In this event, the audio_end_ms is what signals the model that the audio was interrupted at a certain time, before its natural end. This event in turn also trims the transcript to make the LLM know what the user heard and was was never played out. Precision however is not trivial to accomplish, because it’s very easy for the application to register the interruption later than when it actually occurred and, like in the case of the ChatGPT app, convince the LLM that the interruption happened in the wrong point.

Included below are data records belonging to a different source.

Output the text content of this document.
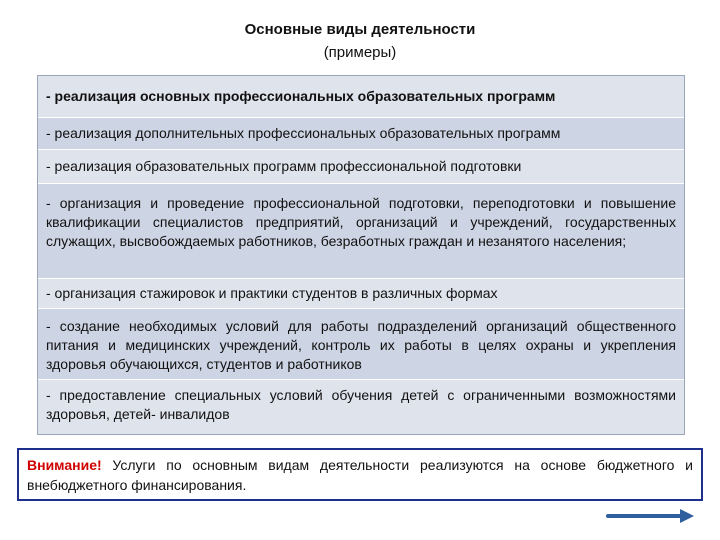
Основные виды деятельности
(примеры)
- реализация основных профессиональных образовательных программ
- реализация дополнительных профессиональных образовательных программ
- реализация образовательных программ профессиональной подготовки
- организация и проведение профессиональной подготовки, переподготовки и повышение квалификации специалистов предприятий, организаций и учреждений, государственных служащих, высвобождаемых работников, безработных граждан и незанятого населения;
- организация стажировок и практики студентов в различных формах
- создание необходимых условий для работы подразделений организаций общественного питания и медицинских учреждений, контроль их работы в целях охраны и укрепления здоровья обучающихся, студентов и работников
- предоставление специальных условий обучения детей с ограниченными возможностями здоровья, детей- инвалидов
Внимание! Услуги по основным видам деятельности реализуются на основе бюджетного и внебюджетного финансирования.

In the case of Gemini, there is a “Handling Interruptions” section in its Live API documentation. However the feature seems incomplete, as they state:

Users can interrupt the model’s output at any time. When Voice activity detection (VAD) detects an interruption, the ongoing generation is canceled and discarded. Only the information already sent to the client is retained in the session history.

As we’ve seen, this is not sufficient to handle interruptions correctly. It’s likely that this issue is not currently fixable.

In the case of Claude we don’t know yet if that’s an inherent limitation or a bug in the app, because at the time of writing there is no Live/Realtime API available for Claude.

Wrapping up

Voice Mode for LLMs is a huge step forward for voice AI, but it’s not a silver bullet. LLMs are first and foremost text prediction algorithms, and even when adapted to work with voice, some of their limitations persists. In order to have complete control, building a full pipeline for voice may still be your best bet if you have the infrastructure to achieve a low enough latency; otherwise, always make sure to test the behavior of your LLMs in these corner cases and stick to more well-tested models (in this case, OpenAI’s) for better handling of time.